Over the past decade, there have been times when both Will Power and Ryan Hunter-Reay were either out of work or deep in debt. Both considered abandoning racing altogether.
Well, look at them now.
Power and Hunter-Reay go into Saturday night's season finale at Auto Club Speedway battling for the IndyCar championship. The winner will be a first-time champion - in any series - and officially end Dario Franchitti's three-year title run.
Hunter-Reay, who has a series-best four wins this season but trails Power by 17 points, said he has refused to think about what winning a championship would mean.
But it would mean a lot.
Hunter-Reay was stuck in the politics of American open-wheel racing. There weren't enough paying rides, and open seats often go to less talented drivers who can bring sponsorship money to the program. Out of work all of 2006 and most of 2007, there was simply nobody left to call looking for work.
He has found something at Andretti Autosport, where his three-year run is the longest for Hunter-Reay with any one team. Although he opened the season talking about racing for the championship, few listed the journeyman driver as a true contender.
"I really wouldn't even think about it because I am not going to get on that mental high before I am even there, or ever think about how it would feel," he said. "It's something I want worse than anything. I want it incredibly bad."
Nobody can relate to that desire like Power, who goes into the finale with the championship on the line for the third consecutive year.
Power had a lead over Franchitti headed into the 2010 finale, but brushed the wall, finished 25th and lost the title by five points. A year ago, he was involved in an accident on pit road in the penultimate race to lose the points lead. He was then in the 15-car accident in the finale at Las Vegas that killed Dan Wheldon.
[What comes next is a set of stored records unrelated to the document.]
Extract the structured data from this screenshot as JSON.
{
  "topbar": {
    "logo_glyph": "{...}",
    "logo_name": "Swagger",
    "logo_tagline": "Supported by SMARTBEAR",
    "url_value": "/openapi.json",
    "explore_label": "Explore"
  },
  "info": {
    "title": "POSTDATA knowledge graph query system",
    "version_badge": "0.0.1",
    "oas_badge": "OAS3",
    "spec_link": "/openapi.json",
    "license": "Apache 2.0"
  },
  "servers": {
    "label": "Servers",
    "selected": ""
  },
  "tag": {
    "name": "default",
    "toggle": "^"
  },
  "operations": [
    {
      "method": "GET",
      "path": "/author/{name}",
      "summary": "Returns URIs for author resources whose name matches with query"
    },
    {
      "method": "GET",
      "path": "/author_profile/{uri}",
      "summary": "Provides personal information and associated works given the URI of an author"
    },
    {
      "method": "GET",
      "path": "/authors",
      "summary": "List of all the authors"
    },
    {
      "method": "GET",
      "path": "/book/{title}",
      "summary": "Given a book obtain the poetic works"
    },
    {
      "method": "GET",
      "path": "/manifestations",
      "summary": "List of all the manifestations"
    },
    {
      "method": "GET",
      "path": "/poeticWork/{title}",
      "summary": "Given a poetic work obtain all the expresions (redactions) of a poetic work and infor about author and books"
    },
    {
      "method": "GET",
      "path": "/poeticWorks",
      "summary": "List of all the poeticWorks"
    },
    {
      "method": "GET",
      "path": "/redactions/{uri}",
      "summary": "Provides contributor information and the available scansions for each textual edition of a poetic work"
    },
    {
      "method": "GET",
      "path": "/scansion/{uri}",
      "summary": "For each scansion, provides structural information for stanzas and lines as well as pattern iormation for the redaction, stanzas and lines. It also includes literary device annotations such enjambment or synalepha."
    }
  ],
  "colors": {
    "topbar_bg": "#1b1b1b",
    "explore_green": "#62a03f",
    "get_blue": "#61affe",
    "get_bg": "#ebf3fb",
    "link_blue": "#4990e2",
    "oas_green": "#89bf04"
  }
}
Power broke his back in the accident, the same injury he suffered in a 2009 wreck at Sonoma. No one would blame him if he headed into Saturday night's race worried about all the scenarios that could lead to him losing for the third consecutive year.
He's not, though. Power arrived in Fontana with a Zen-like approach to this final race.
"It's going to be what it's going to be, and we just focus on what we can control and however it plays out is what happens," he said. "We're going to be the champion, or we're not."
This is a driver who once begged and borrowed his way across Europe, and wound up out of money and unwilling to take on any more IOUs. He was close more than once to returning to the family canvas business at home in Australia.
Now in his third full season with Penske Racing, Power has established himself as the most dominant driver in IndyCar. He has won 14 races the last three years, had 24 podium finishes and 21 poles. He brought a three-race pole-winning streak into Fontana.
"I definitely respect him a lot, and he's a unique character in many ways," Hunter-Reay said. "He certainly has put on some of the most impressive performances and I definitely feel like I'm fighting one of the best we've had in IndyCar in a long, long time."
Power has come a long way emotionally over the last year. Both he and Wheldon's cars sailed into the fence, and Power's came to a stop on the track right behind Wheldon. He doesn't talk about what he saw that day, but has admitted to his own personal struggles in the months after the accident. He finally found some comfort in a talk with Wheldon's sister, Holly, at a race this summer.
He said he is trying to not be so intense anymore, and to enjoy both racing and life in general. He wants a championship, badly, but said he is not allowing it to consume him.